The losses, experts say, illustrate that large-scale force deployments can end up creating targets for attack rather than deterring insurgents. Instead of attempting to dominate ground, they say, strategists ought be focussing on creating elite jungle warfare units such as the Andhra Pradesh Greyhounds, who execute intelligence-led precision strikes before retreating to safe bases.

“There's a simple reason why this effort to saturate the ground with forces will not succeed,” says Ajai Sahni, Director of the Institute for Conflict Management in New Delhi, “its called arithmetic.” The battalions pumped by New Delhi into the six worst-affected States, Dr. Sahni notes, each have some 400 operational personal available on ground. That means less than 23,000 men are expected to protect 446 million citizens, living on 1.6 million square kilometres.

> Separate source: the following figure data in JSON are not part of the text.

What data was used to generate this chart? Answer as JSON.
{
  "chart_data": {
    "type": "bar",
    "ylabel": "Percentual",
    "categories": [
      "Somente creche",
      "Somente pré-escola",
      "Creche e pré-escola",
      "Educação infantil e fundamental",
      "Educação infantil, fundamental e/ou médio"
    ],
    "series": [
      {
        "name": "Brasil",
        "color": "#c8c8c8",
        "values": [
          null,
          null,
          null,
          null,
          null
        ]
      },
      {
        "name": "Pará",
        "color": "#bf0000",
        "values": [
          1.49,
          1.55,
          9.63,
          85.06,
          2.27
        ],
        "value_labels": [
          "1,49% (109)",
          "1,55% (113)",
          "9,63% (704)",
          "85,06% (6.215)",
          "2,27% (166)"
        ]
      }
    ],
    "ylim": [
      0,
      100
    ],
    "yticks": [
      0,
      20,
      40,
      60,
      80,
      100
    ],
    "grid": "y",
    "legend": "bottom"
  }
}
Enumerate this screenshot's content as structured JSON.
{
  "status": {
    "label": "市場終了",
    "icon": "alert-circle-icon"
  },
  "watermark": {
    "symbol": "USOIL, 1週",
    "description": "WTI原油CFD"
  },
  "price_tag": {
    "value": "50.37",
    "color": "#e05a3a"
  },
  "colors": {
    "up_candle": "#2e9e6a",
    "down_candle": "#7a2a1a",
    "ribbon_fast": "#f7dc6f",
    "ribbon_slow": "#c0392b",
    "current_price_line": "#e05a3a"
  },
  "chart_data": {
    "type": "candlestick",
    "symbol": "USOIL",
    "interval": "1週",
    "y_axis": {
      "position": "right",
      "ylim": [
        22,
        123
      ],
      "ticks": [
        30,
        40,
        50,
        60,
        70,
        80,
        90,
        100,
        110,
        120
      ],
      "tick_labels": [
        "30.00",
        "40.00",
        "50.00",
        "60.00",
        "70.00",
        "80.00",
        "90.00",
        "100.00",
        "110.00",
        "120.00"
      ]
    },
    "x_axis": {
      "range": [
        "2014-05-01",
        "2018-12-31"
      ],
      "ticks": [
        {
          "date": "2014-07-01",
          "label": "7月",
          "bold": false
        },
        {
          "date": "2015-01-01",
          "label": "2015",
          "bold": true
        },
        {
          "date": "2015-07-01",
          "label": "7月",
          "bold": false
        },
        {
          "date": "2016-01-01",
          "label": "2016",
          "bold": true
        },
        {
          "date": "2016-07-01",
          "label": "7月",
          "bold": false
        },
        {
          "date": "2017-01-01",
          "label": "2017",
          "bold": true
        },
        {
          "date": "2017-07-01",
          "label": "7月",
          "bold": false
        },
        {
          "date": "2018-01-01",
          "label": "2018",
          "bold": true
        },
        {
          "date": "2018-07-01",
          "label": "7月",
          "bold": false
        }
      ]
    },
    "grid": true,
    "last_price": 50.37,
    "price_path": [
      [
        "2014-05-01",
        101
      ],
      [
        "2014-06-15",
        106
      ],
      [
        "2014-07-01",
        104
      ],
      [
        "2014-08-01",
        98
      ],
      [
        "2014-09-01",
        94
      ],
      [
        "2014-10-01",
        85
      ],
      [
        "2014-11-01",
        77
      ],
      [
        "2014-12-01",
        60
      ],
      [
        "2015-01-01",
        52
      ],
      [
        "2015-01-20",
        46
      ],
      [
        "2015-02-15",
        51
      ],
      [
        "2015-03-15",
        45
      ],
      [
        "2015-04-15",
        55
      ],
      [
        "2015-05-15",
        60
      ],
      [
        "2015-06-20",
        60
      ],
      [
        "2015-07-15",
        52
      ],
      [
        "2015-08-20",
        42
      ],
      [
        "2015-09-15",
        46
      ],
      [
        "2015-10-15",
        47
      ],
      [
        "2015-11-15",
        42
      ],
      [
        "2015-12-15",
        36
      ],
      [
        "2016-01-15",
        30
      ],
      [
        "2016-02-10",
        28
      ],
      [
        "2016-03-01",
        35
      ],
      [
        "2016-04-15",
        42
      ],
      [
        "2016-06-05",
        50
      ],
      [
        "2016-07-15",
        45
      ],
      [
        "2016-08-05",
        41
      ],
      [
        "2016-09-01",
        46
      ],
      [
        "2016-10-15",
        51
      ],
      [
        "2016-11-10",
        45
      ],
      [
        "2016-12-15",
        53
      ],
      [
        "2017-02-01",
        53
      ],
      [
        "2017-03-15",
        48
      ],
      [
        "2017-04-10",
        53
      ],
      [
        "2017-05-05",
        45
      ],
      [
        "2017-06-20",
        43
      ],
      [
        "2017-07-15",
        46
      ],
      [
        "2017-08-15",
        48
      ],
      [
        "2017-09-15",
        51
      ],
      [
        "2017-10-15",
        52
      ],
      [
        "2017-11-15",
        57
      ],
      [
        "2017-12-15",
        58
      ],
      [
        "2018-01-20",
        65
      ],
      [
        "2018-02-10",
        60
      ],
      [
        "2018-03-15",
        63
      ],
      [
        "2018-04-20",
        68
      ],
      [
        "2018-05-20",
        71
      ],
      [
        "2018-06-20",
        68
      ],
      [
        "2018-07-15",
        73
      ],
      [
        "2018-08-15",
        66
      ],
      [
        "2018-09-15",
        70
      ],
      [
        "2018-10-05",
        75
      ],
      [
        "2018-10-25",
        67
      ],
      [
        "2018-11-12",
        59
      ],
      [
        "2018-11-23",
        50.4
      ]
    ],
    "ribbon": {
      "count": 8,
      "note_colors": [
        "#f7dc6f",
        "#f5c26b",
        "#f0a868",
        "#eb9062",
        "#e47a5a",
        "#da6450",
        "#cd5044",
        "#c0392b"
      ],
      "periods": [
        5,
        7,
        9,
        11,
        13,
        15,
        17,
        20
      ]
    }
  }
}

“It's just plain silly,” he says.

Failure to learn

Little imagination is needed to see the core irony: anaemic State police forces unable to fight the Maoists have been bolstered by ill-trained Central forces. In part, this was because the Ministry of Home Affairs and the Central Reserve Police Force refused to draw on the rich expertise available to them.

Inspector-General of Police Durga Prasad, one of the key figures in shaping Andhra Pradesh's successful counter-Maoist campaign, was given charge of raising COBRA. Prasad had insisted that the force ought be headquartered in Hyderabad, which would have allowed it to work closely with the Greyhounds. However, New Delhi eventually decided that COBRA's headquarters would be in New Delhi — a decision that led Mr. Prasad to return, disgusted, to Andhra Pradesh.

Little effort was made for the CRPF to have an independent intelligence capability, either. The former Andhra Pradesh intelligence chief, Shiv Shankar, was among a number of officers considered for the formation of a unit — but the plan went nowhere.

Ever since Central forces began to be pushed into the Maoist heartland, these structural weaknesses have manifested themselves in escalating casualties. Instead of looking for dramatic results, New Delhi needs to focus on the slow, unspectacular task of building counter-insurgency capacity.

“We must accept that we're not going to defeat the Maoists in weeks or even months,” says a senior police officer, “and unless we start working to a long-term strategy, we may never defeat them at all.”